Ah! The broken link appears right there, in the first sentence -- the researchers used a synthetic isolate form of vitamin E, and they only used 500 mg of vitamin C, and they used Centrum Silver, one of the lowest common denominator supplements in the world. As I've written many times before, the synthetic form of alpha tocopherol is at best only 30 percent as effective as the naturally occurring form. Even more, vitamin E, like all vitamins, appears as a complex in nature, not as isolated alpha tocopherol. In fact, vitamin E consists of at least four tocopherols (alpha, beta, gamma, and delta) and four tocotrienols (alpha, beta, gamma, and delta). As it turns out, alpha tocopherol is one of the least important elements in the vitamin E complex -- with four other components being far more effective. In any event, taking E in its natural, complete complex form is essential in order to experience benefits from it. It's somewhat remarkable that these researchers chose to ignore this fact and instead delivered alpha tocopherol to subjects, given that the knowledge is out there.
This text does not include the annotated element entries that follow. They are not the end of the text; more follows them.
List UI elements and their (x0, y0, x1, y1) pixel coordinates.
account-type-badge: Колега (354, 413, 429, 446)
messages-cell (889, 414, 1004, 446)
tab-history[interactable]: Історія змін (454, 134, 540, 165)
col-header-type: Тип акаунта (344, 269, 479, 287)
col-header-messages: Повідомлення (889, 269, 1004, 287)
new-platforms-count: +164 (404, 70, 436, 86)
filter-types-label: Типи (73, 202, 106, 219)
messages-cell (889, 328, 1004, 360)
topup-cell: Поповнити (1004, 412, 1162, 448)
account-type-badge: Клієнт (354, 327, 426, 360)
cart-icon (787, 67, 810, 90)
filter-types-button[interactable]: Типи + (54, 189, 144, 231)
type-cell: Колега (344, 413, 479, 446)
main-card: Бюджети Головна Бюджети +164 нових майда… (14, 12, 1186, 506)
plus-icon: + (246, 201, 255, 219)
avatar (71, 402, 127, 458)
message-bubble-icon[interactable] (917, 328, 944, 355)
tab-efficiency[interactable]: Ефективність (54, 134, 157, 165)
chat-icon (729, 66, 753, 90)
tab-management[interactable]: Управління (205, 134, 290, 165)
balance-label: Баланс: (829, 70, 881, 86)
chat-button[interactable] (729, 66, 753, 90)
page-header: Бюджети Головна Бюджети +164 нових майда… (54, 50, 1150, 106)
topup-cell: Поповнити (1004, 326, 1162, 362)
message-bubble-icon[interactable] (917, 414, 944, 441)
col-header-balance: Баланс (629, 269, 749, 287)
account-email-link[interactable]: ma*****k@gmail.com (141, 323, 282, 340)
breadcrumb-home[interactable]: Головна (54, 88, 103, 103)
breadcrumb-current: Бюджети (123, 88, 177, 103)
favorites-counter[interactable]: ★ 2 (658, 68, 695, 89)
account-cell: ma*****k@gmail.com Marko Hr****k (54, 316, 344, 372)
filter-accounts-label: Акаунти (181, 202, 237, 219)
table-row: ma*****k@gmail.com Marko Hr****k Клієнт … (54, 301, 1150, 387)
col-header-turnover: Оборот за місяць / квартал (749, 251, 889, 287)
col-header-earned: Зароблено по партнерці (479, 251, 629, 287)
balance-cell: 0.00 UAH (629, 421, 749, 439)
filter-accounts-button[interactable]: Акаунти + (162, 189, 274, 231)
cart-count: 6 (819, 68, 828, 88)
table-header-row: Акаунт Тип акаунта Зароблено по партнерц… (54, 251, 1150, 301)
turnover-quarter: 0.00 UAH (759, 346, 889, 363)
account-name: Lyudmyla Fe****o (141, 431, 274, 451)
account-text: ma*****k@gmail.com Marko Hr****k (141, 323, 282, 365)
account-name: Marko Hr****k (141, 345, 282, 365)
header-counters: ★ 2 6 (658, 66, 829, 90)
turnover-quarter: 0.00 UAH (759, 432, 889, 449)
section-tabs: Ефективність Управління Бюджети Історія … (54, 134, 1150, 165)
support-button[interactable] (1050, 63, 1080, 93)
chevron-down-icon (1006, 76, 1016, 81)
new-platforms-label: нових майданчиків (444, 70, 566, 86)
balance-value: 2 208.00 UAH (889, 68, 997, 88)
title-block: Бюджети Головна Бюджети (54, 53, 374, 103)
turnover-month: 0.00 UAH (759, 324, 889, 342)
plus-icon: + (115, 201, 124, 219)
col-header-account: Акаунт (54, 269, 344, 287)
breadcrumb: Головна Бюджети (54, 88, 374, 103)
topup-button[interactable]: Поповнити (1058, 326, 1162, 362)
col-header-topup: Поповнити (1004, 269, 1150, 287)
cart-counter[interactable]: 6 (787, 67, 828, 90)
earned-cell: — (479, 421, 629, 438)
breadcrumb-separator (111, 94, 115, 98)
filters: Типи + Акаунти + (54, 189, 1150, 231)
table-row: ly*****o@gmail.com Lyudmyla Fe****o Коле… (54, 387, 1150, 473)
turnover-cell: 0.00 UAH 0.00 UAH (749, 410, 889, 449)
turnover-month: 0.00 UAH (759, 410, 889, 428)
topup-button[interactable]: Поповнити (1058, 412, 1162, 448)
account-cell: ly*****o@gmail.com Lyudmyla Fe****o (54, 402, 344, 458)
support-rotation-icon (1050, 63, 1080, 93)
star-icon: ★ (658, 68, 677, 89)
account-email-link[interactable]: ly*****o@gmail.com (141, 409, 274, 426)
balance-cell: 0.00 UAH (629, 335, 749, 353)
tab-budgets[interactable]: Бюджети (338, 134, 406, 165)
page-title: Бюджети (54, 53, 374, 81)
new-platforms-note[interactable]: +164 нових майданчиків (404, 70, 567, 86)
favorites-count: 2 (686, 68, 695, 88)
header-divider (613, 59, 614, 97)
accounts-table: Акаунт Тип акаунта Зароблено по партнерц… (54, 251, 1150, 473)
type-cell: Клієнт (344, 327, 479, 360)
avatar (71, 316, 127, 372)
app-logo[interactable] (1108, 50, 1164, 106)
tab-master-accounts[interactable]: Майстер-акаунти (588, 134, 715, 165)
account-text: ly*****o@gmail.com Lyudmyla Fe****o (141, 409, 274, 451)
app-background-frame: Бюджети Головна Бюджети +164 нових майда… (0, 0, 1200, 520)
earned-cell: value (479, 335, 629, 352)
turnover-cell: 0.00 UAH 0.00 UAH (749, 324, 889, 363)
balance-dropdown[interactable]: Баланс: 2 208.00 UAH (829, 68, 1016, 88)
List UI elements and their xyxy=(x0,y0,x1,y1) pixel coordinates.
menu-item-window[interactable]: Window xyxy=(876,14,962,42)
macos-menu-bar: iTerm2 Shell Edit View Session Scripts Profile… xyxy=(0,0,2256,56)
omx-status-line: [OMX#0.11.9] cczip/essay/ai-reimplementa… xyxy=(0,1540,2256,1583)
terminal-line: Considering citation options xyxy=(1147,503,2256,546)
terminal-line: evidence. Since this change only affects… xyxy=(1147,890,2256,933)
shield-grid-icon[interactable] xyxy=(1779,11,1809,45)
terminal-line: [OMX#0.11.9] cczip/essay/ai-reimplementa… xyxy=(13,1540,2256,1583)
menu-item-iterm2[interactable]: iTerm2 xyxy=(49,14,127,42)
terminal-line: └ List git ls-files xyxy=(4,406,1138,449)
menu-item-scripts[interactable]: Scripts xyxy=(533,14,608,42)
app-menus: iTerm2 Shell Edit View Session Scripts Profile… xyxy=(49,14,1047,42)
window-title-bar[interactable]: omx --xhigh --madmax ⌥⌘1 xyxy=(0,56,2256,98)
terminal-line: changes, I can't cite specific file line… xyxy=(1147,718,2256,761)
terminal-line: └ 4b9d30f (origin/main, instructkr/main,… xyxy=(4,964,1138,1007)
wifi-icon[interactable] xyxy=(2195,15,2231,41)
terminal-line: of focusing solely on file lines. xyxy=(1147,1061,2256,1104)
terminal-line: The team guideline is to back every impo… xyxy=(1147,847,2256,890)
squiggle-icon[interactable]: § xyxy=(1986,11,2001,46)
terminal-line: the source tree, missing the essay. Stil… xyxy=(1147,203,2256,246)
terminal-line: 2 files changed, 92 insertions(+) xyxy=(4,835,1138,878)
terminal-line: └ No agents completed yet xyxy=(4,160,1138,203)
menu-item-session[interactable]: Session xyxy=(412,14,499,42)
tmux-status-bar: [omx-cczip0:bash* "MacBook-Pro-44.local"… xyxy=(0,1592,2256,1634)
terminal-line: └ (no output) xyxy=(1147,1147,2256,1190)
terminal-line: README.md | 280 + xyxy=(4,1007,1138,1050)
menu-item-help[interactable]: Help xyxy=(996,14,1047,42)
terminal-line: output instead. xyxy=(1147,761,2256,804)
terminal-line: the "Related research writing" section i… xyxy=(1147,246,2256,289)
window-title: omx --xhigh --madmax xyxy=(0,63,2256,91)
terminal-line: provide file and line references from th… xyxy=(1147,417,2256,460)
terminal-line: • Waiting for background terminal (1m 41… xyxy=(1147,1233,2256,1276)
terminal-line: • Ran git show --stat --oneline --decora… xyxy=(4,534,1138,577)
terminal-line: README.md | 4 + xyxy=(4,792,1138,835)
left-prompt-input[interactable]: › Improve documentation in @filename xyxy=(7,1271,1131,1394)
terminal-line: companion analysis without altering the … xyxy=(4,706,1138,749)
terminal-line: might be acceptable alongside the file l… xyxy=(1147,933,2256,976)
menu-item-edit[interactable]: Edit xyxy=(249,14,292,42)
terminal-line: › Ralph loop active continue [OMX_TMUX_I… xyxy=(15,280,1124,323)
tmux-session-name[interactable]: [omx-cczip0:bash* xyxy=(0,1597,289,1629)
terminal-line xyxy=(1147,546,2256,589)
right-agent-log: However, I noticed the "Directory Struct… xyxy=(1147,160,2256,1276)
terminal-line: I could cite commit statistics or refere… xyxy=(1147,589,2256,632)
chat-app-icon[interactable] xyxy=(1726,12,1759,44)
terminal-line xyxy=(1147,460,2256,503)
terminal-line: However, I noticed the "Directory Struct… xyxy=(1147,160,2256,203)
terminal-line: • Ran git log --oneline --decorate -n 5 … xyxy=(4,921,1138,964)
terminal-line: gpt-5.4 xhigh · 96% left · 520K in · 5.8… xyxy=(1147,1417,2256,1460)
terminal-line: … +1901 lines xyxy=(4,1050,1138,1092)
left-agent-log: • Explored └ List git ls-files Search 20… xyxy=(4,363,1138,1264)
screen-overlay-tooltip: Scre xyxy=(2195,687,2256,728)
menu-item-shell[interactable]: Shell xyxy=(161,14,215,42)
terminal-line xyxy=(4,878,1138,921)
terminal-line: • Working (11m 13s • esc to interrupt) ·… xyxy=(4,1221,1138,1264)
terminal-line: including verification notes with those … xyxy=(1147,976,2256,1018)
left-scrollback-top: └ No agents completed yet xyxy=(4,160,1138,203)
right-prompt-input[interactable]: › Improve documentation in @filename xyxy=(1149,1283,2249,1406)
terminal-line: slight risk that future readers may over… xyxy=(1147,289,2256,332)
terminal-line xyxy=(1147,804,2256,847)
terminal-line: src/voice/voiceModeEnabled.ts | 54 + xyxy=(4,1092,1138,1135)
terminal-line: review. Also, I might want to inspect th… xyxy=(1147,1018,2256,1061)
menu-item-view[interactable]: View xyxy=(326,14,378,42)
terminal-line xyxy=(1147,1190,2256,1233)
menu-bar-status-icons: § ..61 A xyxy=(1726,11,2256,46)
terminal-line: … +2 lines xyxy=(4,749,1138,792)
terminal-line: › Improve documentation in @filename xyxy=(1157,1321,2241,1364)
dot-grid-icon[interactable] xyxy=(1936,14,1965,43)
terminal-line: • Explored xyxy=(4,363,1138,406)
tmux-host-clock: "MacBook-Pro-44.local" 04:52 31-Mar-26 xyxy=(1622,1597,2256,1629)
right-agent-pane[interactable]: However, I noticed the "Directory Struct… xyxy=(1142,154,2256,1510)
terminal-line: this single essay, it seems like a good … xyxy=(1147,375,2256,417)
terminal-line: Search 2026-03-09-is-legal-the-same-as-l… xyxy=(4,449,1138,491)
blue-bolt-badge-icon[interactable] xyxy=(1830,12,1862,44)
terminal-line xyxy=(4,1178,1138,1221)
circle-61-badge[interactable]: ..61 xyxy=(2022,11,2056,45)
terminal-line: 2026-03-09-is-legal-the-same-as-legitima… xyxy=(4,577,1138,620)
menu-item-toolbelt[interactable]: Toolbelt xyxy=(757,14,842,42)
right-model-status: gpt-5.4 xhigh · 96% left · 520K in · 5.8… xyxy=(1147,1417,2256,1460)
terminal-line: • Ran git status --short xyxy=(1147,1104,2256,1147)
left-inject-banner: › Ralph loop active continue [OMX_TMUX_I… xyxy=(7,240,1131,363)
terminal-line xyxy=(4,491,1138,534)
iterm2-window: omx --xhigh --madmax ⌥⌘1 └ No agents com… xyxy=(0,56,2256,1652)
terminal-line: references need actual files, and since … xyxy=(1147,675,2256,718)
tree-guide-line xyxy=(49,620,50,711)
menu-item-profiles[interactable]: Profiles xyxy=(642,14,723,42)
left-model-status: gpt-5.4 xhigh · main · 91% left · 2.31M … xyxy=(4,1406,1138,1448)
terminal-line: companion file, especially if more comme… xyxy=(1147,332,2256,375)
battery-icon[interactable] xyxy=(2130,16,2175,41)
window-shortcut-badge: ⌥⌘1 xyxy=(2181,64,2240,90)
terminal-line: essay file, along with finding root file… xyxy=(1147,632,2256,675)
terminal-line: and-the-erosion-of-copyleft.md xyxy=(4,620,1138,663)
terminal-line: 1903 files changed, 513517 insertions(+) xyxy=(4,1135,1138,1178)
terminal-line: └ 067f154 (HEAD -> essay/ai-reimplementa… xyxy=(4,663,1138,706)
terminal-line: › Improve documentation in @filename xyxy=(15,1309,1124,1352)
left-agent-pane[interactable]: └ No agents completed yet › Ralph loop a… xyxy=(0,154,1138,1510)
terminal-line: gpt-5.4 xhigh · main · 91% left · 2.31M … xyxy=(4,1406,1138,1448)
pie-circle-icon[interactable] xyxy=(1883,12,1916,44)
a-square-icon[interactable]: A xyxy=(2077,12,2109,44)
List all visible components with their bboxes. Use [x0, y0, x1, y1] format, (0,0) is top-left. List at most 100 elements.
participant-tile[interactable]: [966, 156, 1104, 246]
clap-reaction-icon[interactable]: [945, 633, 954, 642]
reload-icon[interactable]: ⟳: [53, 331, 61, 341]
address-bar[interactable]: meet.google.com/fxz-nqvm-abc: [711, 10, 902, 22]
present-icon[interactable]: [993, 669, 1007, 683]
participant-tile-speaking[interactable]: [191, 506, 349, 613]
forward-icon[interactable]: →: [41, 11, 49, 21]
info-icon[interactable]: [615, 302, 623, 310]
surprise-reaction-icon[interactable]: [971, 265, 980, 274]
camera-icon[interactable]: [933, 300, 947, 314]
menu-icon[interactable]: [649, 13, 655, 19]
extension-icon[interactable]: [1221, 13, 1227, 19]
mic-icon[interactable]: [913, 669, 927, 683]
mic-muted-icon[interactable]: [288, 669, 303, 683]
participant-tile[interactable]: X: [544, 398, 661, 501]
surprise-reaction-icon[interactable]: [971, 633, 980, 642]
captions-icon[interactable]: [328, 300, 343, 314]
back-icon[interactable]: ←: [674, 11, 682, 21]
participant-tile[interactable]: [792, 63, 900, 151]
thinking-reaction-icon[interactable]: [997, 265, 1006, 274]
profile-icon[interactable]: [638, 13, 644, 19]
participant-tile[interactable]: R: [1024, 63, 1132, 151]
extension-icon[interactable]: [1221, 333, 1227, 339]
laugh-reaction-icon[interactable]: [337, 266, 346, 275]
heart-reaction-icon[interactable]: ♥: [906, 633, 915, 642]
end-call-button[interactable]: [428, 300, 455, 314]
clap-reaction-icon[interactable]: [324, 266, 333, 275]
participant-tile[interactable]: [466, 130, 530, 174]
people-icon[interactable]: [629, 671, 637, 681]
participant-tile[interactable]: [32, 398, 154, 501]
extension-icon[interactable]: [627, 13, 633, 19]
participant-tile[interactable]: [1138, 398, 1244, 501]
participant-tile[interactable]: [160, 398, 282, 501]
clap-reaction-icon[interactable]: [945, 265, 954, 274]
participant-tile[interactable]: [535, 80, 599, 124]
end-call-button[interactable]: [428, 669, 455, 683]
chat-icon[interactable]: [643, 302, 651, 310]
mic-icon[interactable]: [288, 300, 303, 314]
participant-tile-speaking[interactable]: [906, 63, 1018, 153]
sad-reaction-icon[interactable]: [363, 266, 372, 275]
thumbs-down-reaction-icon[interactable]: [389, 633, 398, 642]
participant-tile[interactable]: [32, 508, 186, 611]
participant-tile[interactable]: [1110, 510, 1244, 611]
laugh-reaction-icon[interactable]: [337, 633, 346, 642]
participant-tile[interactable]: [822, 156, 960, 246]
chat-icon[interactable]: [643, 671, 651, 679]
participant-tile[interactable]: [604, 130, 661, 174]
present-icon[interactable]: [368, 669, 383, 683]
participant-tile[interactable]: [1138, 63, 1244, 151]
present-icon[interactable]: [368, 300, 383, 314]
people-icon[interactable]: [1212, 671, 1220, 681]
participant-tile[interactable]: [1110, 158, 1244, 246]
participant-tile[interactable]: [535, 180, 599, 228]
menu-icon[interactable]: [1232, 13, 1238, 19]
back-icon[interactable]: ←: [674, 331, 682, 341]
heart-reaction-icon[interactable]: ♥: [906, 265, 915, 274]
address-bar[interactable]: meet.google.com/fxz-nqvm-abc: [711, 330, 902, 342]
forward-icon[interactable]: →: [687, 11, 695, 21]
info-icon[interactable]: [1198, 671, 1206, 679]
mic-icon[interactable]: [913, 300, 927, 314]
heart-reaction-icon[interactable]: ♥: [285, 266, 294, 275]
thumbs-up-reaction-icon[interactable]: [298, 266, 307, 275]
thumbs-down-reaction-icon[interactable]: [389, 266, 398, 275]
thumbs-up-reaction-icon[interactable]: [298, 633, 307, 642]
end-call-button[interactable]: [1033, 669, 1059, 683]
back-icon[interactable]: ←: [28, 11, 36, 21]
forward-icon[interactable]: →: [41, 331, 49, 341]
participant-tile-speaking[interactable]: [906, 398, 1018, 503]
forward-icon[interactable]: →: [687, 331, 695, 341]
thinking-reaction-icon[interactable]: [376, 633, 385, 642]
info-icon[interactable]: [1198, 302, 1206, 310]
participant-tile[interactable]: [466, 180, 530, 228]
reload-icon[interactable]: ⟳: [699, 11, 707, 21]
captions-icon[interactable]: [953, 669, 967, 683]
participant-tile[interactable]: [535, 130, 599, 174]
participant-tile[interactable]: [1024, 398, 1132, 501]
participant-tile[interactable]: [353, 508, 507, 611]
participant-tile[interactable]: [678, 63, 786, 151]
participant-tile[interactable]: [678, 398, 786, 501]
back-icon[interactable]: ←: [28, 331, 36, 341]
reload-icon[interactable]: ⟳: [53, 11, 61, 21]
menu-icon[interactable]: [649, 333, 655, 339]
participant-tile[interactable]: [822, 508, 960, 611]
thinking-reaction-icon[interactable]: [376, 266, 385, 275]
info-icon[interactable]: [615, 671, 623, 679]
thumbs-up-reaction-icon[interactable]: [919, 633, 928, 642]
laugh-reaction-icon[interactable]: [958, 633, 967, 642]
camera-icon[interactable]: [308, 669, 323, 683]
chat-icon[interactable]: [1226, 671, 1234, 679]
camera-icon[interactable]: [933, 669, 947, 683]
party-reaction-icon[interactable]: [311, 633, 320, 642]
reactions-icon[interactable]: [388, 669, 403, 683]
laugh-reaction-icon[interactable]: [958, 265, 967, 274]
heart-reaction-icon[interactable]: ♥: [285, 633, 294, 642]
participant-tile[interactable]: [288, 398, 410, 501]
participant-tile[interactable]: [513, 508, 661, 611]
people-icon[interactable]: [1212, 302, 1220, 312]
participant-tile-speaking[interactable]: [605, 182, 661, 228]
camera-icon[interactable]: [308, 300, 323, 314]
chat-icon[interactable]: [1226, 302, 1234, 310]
And then there's the vitamin C issue. When Linus Pauling did his research, he had patients taking 1000 mg a day of vitamin C. This study only allowed 500 mg daily. Bottom line: if you're looking to evaluate the efficacy of vitamin C according to previously published studies, you have to use the same dose. Using less is like doing a study on the value of surgery to remove tumors and deciding to conduct the study by removing only 50% of every tumor encountered. The results are likely to be less than encouraging.

So what's the reasoning behind this faulty design? The researchers apparently thought it didn't matter what form of E subjects took, and they also concluded that the subjects could tolerate no more than 500 mg of C daily. That type of thinking is a bit like saying it doesn't matter if you put low-test gas in your Jaguar engine, and that it doesn't matter if you add only half the amount of yeast called for when you bake bread. In the first case the car won't make it into town, and the second only works when you're trying to make matzoh for Passover. Likewise, if you want subjects to benefit from supplements, you need to give them the correct form in effective doses. Otherwise, the results are useless -- as are these.